Oggi bisogna dire di no al governo, ma indicare una strada alternativa. Prendiamo il «problema Raiway», la società che controlla le frequenze radiotelevisive. È uno dei principali tesori dell’azienda, insieme alle «teche», ed è fondamentale anche per la nuova fase del settore delle Tlc. Le esigenze di copertura dei nuovi servizi a banda ultralarga necessitano di frequenze di trasmissione e chi metterà le mani su quell’azienda non lo farà certo per garantire una migliore gestione dell’attuale ruolo che svolge per la Rai. Ma c’è una strada alternativa che è anche in grado di riaprire un processo strategico per il paese. Separare RaiWay dalla Rai e costruire, intorno al quel nocciolo di competenze e impianti, una «Azienda Pubblica di Rete» che spinga il paese verso il futuro digitale. Una volta scorporata, tale azienda, dovrebbe garantire per un lungo periodo, diciamo 10-15 anni, la diffusione gratuita del segnale della Rai e in seguito farlo solo al prezzo di costo industriale garantito dall’Agcom. In tale azienda potrebbero confluire tutte le reti, oggi esistenti, che vogliano essere dismesse dagli attuali gestori, spingendoli a tornare «fornitori di servizi», aderendo alla ispirazione «europea» che vedeva una incompatibilità tra chi possiede le reti e chi pensa e produce i contenuti. Analoga proposta andrebbe fatta a Telecom Italia creando le risorse, tecniche ed economiche, per dotare il paese della rete di nuova generazione, pubblica e neutrale.

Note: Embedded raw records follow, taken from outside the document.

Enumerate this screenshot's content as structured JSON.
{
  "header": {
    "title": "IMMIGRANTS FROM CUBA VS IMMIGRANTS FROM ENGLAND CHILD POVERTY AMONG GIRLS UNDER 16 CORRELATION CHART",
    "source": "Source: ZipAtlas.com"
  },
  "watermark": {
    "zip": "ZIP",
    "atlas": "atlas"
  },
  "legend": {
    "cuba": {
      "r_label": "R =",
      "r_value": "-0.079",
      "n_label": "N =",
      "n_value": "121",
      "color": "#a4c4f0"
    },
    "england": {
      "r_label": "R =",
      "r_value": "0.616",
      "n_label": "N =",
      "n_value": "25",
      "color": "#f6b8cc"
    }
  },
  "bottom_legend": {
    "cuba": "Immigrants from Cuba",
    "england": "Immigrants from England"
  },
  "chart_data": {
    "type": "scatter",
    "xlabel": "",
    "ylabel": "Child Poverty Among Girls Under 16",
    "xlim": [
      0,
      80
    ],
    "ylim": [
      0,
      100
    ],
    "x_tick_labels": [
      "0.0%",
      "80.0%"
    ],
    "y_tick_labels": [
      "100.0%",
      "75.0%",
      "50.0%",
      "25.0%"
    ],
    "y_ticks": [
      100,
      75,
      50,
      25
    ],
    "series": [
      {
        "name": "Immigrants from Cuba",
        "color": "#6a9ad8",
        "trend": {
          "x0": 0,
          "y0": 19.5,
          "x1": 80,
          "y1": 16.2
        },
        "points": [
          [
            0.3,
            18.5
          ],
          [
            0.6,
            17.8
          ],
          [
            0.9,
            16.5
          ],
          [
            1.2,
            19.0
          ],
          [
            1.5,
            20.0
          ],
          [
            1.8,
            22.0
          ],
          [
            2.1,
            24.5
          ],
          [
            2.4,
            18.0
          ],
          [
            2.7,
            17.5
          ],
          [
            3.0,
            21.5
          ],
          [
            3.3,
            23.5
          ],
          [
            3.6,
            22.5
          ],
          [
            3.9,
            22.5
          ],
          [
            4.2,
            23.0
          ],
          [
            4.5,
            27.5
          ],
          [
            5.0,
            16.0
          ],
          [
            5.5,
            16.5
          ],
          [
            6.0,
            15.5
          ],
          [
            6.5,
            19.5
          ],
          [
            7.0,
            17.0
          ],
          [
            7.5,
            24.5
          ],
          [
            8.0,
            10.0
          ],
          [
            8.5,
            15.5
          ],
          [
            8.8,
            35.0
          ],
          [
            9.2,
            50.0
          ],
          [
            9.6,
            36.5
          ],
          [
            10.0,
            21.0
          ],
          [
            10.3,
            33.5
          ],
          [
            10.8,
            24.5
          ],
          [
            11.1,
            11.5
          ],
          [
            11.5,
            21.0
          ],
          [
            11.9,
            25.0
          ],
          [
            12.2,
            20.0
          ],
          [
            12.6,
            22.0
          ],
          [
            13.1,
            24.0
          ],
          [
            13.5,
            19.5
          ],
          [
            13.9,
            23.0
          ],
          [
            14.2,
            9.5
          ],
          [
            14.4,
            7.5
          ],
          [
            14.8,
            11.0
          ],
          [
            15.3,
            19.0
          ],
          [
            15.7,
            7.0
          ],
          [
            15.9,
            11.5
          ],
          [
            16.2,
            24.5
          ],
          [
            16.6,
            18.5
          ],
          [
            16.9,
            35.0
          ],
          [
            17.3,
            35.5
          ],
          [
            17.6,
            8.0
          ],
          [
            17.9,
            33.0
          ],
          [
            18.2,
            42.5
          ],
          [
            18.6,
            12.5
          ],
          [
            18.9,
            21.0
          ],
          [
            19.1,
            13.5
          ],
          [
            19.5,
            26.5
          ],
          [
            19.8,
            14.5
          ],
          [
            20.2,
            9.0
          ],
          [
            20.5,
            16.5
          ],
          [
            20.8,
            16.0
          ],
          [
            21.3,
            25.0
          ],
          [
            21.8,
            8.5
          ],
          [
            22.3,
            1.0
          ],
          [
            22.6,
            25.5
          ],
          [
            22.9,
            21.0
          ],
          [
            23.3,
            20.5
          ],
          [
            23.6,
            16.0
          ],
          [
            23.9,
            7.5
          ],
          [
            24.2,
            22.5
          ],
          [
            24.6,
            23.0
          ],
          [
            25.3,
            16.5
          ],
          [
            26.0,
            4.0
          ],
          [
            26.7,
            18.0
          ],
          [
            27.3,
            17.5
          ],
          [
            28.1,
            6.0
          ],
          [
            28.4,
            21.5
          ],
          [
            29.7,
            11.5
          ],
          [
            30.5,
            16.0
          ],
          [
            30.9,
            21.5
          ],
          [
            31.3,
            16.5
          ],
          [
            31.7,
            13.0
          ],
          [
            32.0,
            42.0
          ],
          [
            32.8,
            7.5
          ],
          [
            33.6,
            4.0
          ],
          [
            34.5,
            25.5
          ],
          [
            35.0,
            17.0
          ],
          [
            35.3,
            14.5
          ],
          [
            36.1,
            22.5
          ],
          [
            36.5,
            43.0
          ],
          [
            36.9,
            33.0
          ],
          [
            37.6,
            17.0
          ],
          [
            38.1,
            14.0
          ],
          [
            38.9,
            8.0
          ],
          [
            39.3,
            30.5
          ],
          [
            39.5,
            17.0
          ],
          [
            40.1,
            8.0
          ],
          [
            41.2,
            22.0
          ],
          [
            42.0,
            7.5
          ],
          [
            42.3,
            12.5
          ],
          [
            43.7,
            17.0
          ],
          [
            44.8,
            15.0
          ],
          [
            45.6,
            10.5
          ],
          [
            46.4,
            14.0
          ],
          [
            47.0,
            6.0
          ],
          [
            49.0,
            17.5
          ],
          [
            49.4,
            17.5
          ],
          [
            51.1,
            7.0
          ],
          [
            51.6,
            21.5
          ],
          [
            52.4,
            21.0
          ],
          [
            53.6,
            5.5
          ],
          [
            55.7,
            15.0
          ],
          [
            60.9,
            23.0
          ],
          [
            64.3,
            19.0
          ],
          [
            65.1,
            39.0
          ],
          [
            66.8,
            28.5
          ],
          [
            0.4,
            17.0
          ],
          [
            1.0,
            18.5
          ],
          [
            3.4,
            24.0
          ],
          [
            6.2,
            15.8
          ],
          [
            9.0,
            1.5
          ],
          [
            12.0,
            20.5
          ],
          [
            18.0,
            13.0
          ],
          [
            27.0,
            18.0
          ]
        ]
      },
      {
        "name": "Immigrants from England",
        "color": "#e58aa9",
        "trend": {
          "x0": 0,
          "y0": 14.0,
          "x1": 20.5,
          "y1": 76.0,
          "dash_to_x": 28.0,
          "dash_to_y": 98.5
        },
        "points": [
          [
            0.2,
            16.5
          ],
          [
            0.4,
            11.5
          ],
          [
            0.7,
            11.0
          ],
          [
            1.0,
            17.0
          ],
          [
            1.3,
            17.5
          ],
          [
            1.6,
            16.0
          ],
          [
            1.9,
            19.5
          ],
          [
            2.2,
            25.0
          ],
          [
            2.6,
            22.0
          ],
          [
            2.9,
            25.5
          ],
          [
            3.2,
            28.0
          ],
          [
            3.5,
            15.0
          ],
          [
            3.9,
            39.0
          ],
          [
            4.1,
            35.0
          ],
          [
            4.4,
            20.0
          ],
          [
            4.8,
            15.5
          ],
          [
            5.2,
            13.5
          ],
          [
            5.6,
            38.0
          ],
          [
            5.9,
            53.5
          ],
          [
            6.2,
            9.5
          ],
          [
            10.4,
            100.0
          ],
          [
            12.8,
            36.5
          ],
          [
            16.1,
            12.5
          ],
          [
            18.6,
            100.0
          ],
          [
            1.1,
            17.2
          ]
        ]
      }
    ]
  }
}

L’azienda diventerebbe così un asset nazionale con un patrimonio strategico in grado di attirare risorse di natura obbligazionaria, anche privata, e sulla quale far convergere le risorse della Cassa Depositi e Prestiti per la realizzazione della banda ultra-larga necessaria per riprendere il terreno di un nuovo modello di sviluppo. Questa società non solo sarebbe in grado di fare sviluppo di qualità al proprio interno, ma anche di garantire un salto generalizzato nella qualità dell’occupazione dell’intera economia italiana che approderebbe, finalmente, all’era digitale in tutti i settori come è avvenuto in tutti i paesi avanzati.

È una necessità strategica e politica che parlerebbe non solo al nostro paese, ma rappresenterebbe una risposta alla possibile decisione americana di intraprendere lo sviluppo del web a due velocità. Non solo, una tale infrastruttura potrebbe garantire standard di privacy e di trasparenza nelle nostre comunicazioni di nuova generazione che sono sempre più necessari per garantire le nostre libertà nelle società digitali. E potrebbe garantire spazi di sperimentazione sociale all’utilizzo di quel bene comune così prezioso che sono le frequenze e le reti di comunicazione.

Sarebbe una ipotesi alternativa percepibile, in grado di legare la battaglia per una qualità nuova e più avanzata della nostra democrazia al tema di un nuovo modello di sviluppo, in grado di connettere l’innovazione digitale nella produzione classica ma anche di estendere esperienze legate a nuove forme di organizzazione della vita sostenibile come le economie a Km0, i GAS, le filiere corte, i makers, le tecnologie 3D.

Per questi e altri cento motivi, la discussione sul futuro della Rai non può essere lasciata solo ai dipendenti dell’azienda e assume una valenza politica generale. Serve un tavolo di tutti i soggetti interessati che si riunisca al più presto.